A sceptic's take on being human – or should that be virtuous?
Sunset, twilight, dusk, night
I love the summer. Last night, we spent our evening with a friend – a rare enough delight in itself, these days. We sat in her garden and talked about the past year; about grieving and about mutual friends as well as wildflower gardening and ponds. We talked through sunset and twilight until the first bats appeared, and then we walked back in the late evening with a bag of yellow rattle seeds in my pocket (exchanged for a jar of redcurrant jelly) – as the remnants of red faded in the West. As we passed over the railway bridge, looking westwards, the signals, at green, were the brightest objects – shining along the lines towards us. Behind us to the east, a couple of distant helicopters were flying silently in formation; but above our heads the sky was tinted from an inky Paynes Grey through the darkest purples as it reached the afterglow. It would be too lazy to describe the texture of the sky as velvet. It seemed more as if we were gazing into the dark wing of a moth – iridescent and deep, as if turning your head a little might cause it to flash with blue .
These city evenings are incredibly special and rare. With the temperature still above 2oC the air was thick with the perfume of weed, jasmine and hot tarmac; an atmosphere made for moths and young people; a nightfall capable of inspiring rash promises and rash acts. By eleven, after walking a mile across town, we reached the allotment to close the polytunnel. We were probably the oldest people on the streets by at least three decades. For no particular reason I asked Madame whether she ever felt old. “No” she said – “Do you?”. “No”.
I've spent my life doing a lot of things, all of them interesting and many of them great fun.

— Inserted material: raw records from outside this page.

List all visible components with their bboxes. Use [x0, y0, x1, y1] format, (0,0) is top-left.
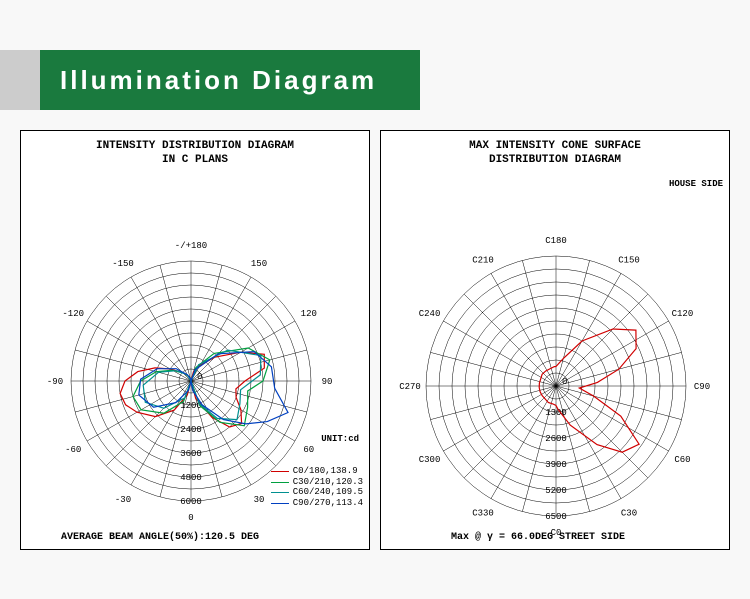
svg-text:-90: -90 [47, 377, 63, 387]
right-title-l2: DISTRIBUTION DIAGRAM [489, 154, 621, 166]
left-title-l2: IN C PLANS [162, 154, 228, 166]
right-polar-chart: C180C150C120C90C60C30C0C330C300C270C240C… [381, 166, 731, 546]
right-panel-title: MAX INTENSITY CONE SURFACE DISTRIBUTION … [381, 131, 729, 168]
legend-swatch [271, 503, 289, 504]
svg-text:C90: C90 [694, 382, 710, 392]
svg-text:2600: 2600 [545, 434, 567, 444]
header-bar: Illumination Diagram [40, 50, 420, 110]
left-title-l1: INTENSITY DISTRIBUTION DIAGRAM [96, 140, 294, 152]
left-legend: C0/180,138.9C30/210,120.3C60/240,109.5C9… [271, 466, 363, 509]
svg-text:-120: -120 [62, 309, 84, 319]
legend-item: C0/180,138.9 [271, 466, 363, 477]
svg-text:-150: -150 [112, 259, 134, 269]
legend-label: C60/240,109.5 [293, 487, 363, 498]
svg-text:C60: C60 [674, 455, 690, 465]
svg-text:C270: C270 [399, 382, 421, 392]
legend-swatch [271, 471, 289, 472]
svg-text:60: 60 [303, 445, 314, 455]
svg-text:C120: C120 [672, 309, 694, 319]
svg-text:0: 0 [197, 372, 202, 382]
svg-text:90: 90 [322, 377, 333, 387]
header-grey-strip [0, 50, 40, 110]
svg-text:-/+180: -/+180 [175, 241, 207, 251]
svg-text:6500: 6500 [545, 512, 567, 522]
svg-text:C330: C330 [472, 508, 494, 518]
svg-text:0: 0 [562, 377, 567, 387]
left-bottom-text: AVERAGE BEAM ANGLE(50%):120.5 DEG [61, 532, 259, 543]
svg-text:4800: 4800 [180, 473, 202, 483]
svg-text:C30: C30 [621, 508, 637, 518]
svg-text:30: 30 [254, 495, 265, 505]
svg-text:C240: C240 [419, 309, 441, 319]
svg-text:-60: -60 [65, 445, 81, 455]
svg-text:5200: 5200 [545, 486, 567, 496]
header-title: Illumination Diagram [60, 65, 377, 96]
svg-text:-30: -30 [115, 495, 131, 505]
legend-label: C30/210,120.3 [293, 477, 363, 488]
svg-text:C210: C210 [472, 256, 494, 266]
svg-text:0: 0 [188, 513, 193, 523]
legend-label: C90/270,113.4 [293, 498, 363, 509]
svg-text:3600: 3600 [180, 449, 202, 459]
left-panel-title: INTENSITY DISTRIBUTION DIAGRAM IN C PLAN… [21, 131, 369, 168]
svg-text:C300: C300 [419, 455, 441, 465]
legend-item: C30/210,120.3 [271, 477, 363, 488]
unit-label: UNIT:cd [321, 434, 359, 444]
svg-text:6000: 6000 [180, 497, 202, 507]
svg-text:2400: 2400 [180, 425, 202, 435]
right-title-l1: MAX INTENSITY CONE SURFACE [469, 140, 641, 152]
legend-label: C0/180,138.9 [293, 466, 358, 477]
left-panel: INTENSITY DISTRIBUTION DIAGRAM IN C PLAN… [20, 130, 370, 550]
right-bottom-text: Max @ γ = 66.0DEG STREET SIDE [451, 532, 625, 543]
panels-row: INTENSITY DISTRIBUTION DIAGRAM IN C PLAN… [20, 130, 730, 550]
svg-text:120: 120 [301, 309, 317, 319]
svg-text:3900: 3900 [545, 460, 567, 470]
legend-item: C60/240,109.5 [271, 487, 363, 498]
svg-text:C150: C150 [618, 256, 640, 266]
legend-swatch [271, 482, 289, 483]
legend-swatch [271, 492, 289, 493]
legend-item: C90/270,113.4 [271, 498, 363, 509]
svg-text:150: 150 [251, 259, 267, 269]
svg-text:C180: C180 [545, 236, 567, 246]
right-panel: MAX INTENSITY CONE SURFACE DISTRIBUTION … [380, 130, 730, 550]
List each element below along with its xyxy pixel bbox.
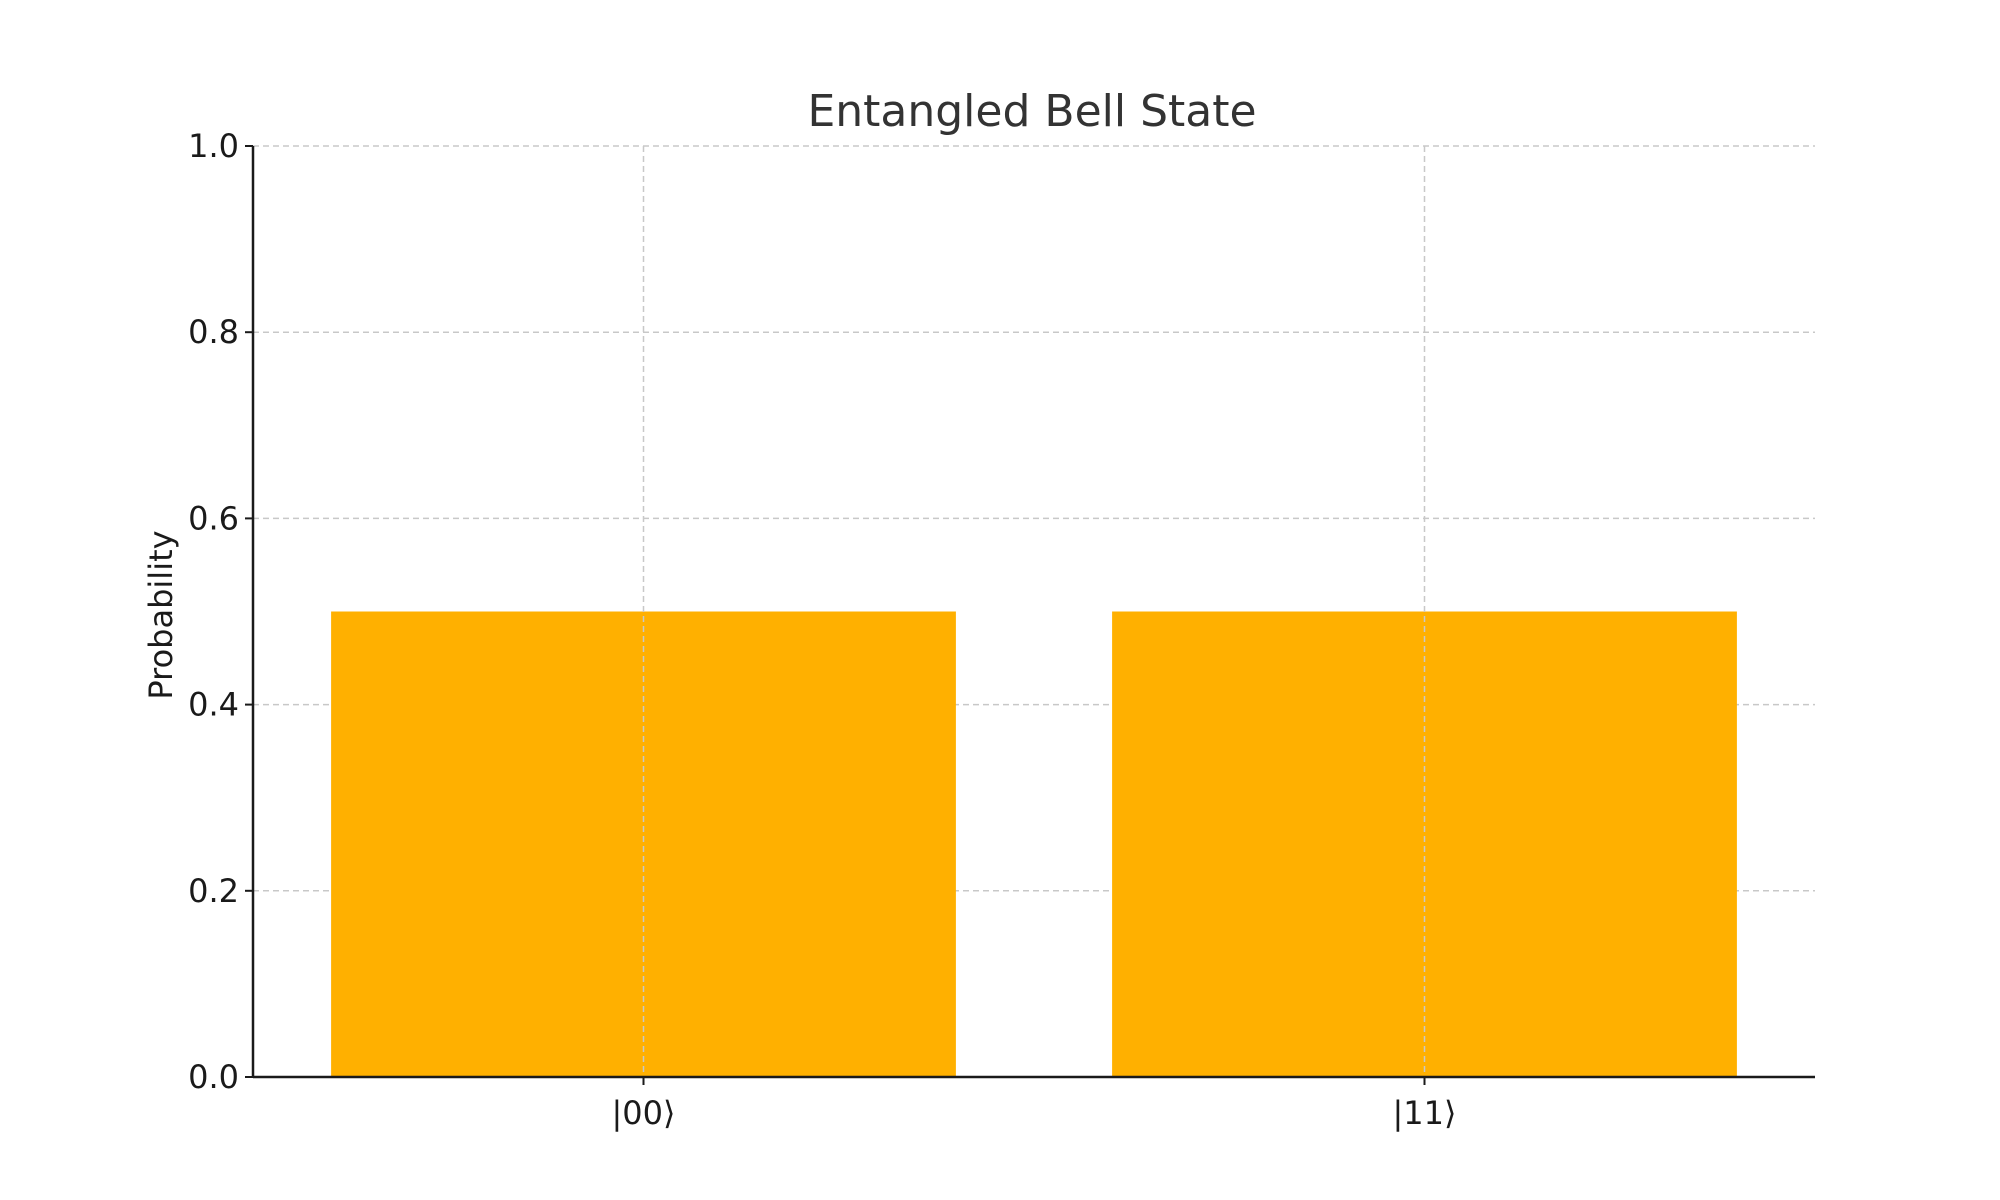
tick-layer: 0.0 0.2 0.4 0.6 0.8 1.0 |00⟩ |11⟩	[188, 127, 1456, 1132]
y-tick-label: 0.0	[188, 1058, 239, 1096]
x-tick-label: |00⟩	[612, 1094, 676, 1132]
y-tick-label: 1.0	[188, 127, 239, 165]
chart-title: Entangled Bell State	[807, 86, 1256, 137]
x-tick-label: |11⟩	[1393, 1094, 1457, 1132]
bar-layer	[331, 146, 1737, 1077]
y-tick-label: 0.2	[188, 872, 239, 910]
y-tick-label: 0.4	[188, 686, 239, 724]
axis-layer	[251, 146, 1815, 1079]
y-tick-label: 0.8	[188, 313, 239, 351]
y-tick-label: 0.6	[188, 499, 239, 537]
y-axis-label: Probability	[142, 530, 180, 699]
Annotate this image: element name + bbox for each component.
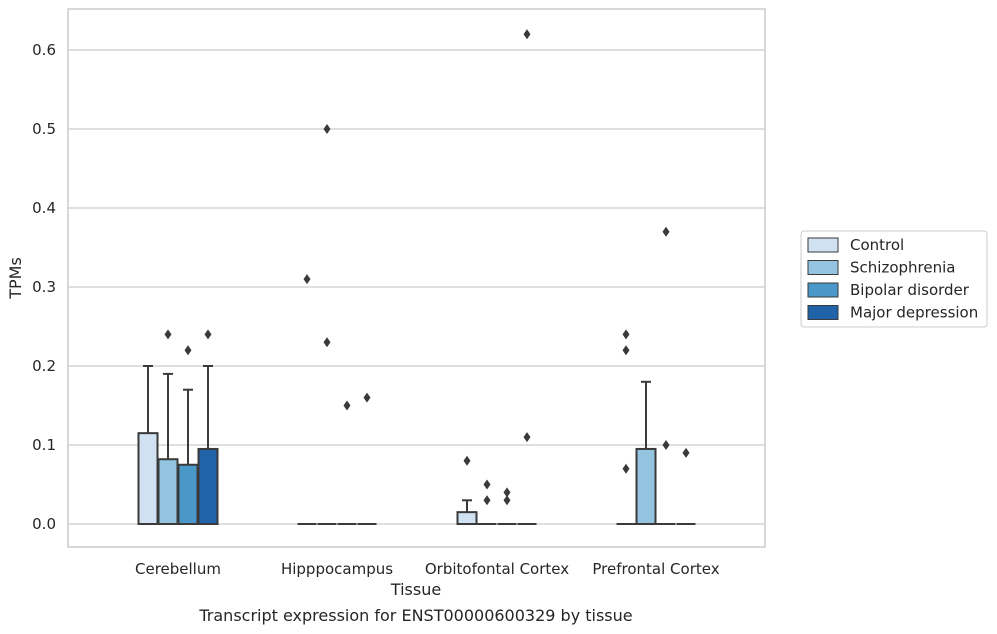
y-tick-label: 0.3 — [32, 278, 56, 296]
legend-swatch — [807, 305, 839, 320]
box-plot-groups — [137, 29, 696, 526]
outlier-point — [184, 345, 192, 356]
legend-label: Major depression — [850, 304, 978, 322]
outlier-point — [503, 495, 511, 506]
legend-swatch — [807, 282, 839, 298]
box — [456, 511, 478, 526]
legend-frame — [800, 230, 988, 328]
box — [157, 458, 179, 525]
outlier-point — [682, 447, 690, 458]
chart-caption: Transcript expression for ENST0000060032… — [199, 606, 633, 625]
outlier-point — [622, 345, 630, 356]
outlier-point — [662, 226, 670, 237]
outlier-point — [483, 495, 491, 506]
outlier-point — [523, 29, 531, 40]
outlier-point — [483, 479, 491, 490]
box-group — [157, 329, 179, 525]
y-tick-label: 0.2 — [32, 357, 56, 375]
box-group — [616, 329, 636, 525]
box-group — [497, 487, 517, 525]
box-group — [297, 274, 317, 525]
legend-label: Bipolar disorder — [850, 281, 970, 299]
box — [635, 447, 657, 526]
x-tick-label: Orbitofontal Cortex — [425, 560, 569, 578]
box-group — [456, 455, 478, 526]
box-group — [197, 329, 219, 526]
box-group — [317, 124, 337, 525]
outlier-point — [164, 329, 172, 340]
outlier-point — [503, 487, 511, 498]
x-axis-ticks: Cerebellum Hipppocampus Orbitofontal Corte… — [135, 560, 720, 578]
legend-label: Control — [850, 236, 904, 254]
box-group — [517, 29, 537, 525]
x-tick-label: Cerebellum — [135, 560, 221, 578]
box-group — [676, 447, 696, 525]
y-tick-label: 0.6 — [32, 41, 56, 59]
outlier-point — [622, 329, 630, 340]
box-group — [656, 226, 676, 525]
legend-swatch — [807, 237, 839, 253]
outlier-point — [343, 400, 351, 411]
outlier-point — [204, 329, 212, 340]
outlier-point — [363, 392, 371, 403]
box — [137, 432, 159, 525]
y-tick-label: 0.4 — [32, 199, 56, 217]
x-tick-label: Prefrontal Cortex — [592, 560, 719, 578]
box-group — [177, 345, 199, 525]
box-group — [635, 380, 657, 526]
box — [197, 447, 219, 526]
y-axis-title: TPMs — [6, 257, 25, 300]
x-tick-label: Hipppocampus — [281, 560, 393, 578]
box-group — [137, 365, 159, 525]
box-group — [357, 392, 377, 525]
y-axis-ticks: 0.0 0.1 0.2 0.3 0.4 0.5 0.6 — [32, 41, 56, 533]
outlier-point — [463, 455, 471, 466]
x-axis-title: Tissue — [390, 580, 441, 599]
outlier-point — [622, 463, 630, 474]
gridlines — [68, 49, 765, 525]
outlier-point — [662, 440, 670, 450]
box-group — [477, 479, 497, 525]
outlier-point — [303, 274, 311, 285]
y-tick-label: 0.5 — [32, 120, 56, 138]
box-group — [337, 400, 357, 525]
outlier-point — [323, 124, 331, 134]
y-tick-label: 0.1 — [32, 436, 56, 454]
legend-swatch — [807, 260, 839, 275]
box — [177, 463, 199, 525]
y-tick-label: 0.0 — [32, 515, 56, 533]
legend-label: Schizophrenia — [850, 259, 955, 277]
outlier-point — [523, 432, 531, 443]
legend: Control Schizophrenia Bipolar disorder Majo… — [800, 230, 988, 328]
plot-frame — [67, 8, 766, 548]
outlier-point — [323, 337, 331, 348]
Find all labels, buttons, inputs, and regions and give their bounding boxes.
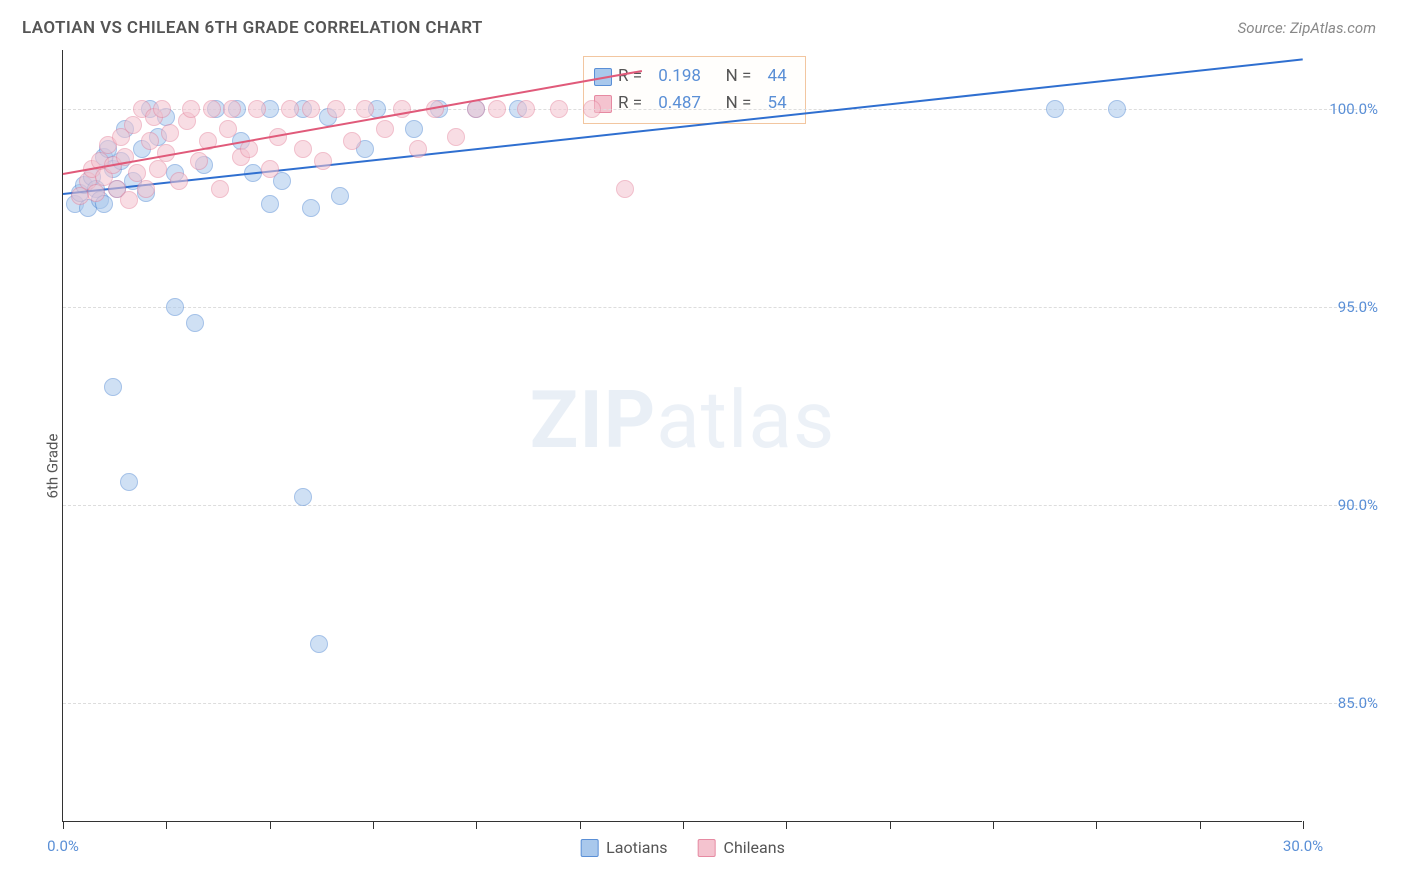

When most people see my CV they probably think I'm making things up because it includes being a rather bad welder and engineering dogsbody, a potter, a groundsman and bus driver. I taught in a prison and in one of those ghastly old mental institutions as an art therapist and I spent ten years as a community artist. I was one of the founding members of Spike Island, which began life as Artspace Bristol. ! wrote a column for Bristol Evening Post (I got sacked three times, in which I take some pride) and I worked in local and network radio and then finally became an Anglican parish priest for 25 years, retiring at 68 when I realised that the institutional church and me were on different paths.
What interests me? It would be easier to list what doesn't, but I love cooking and baking with our home grown ingredients. I'm fascinated by botany and wildlife in general, and botanical illustration. We have a camper van that takes us to the wild places, we love walking, especially in the hills, and we take too many photographs.
But what really animates me is the question "what does it mean to be human?". I've spent my life exploring it in every possible way and the answer is ..... well, today it's sitting in the van in the rain and looking across Ramsey Sound towards Ramsey Island. But it might as easily be digging potatoes or making pickle, singing or finding an orchid or just sitting. But it sure as hell doesn't mean getting a promotion, beasting your co-workers or being obsequious to power, which ensured that my rise to greatness in the Church of England flatlined 30 years ago after about 2 days. But I'm still here and still searching for that elusive sweet spot, and I don't have to please anyone any more.
Over the last 50 or so years we've had a succession of gardens, some more like wildernesses when we were both working full-time, but now we're back in the game with our two allotments in Bath.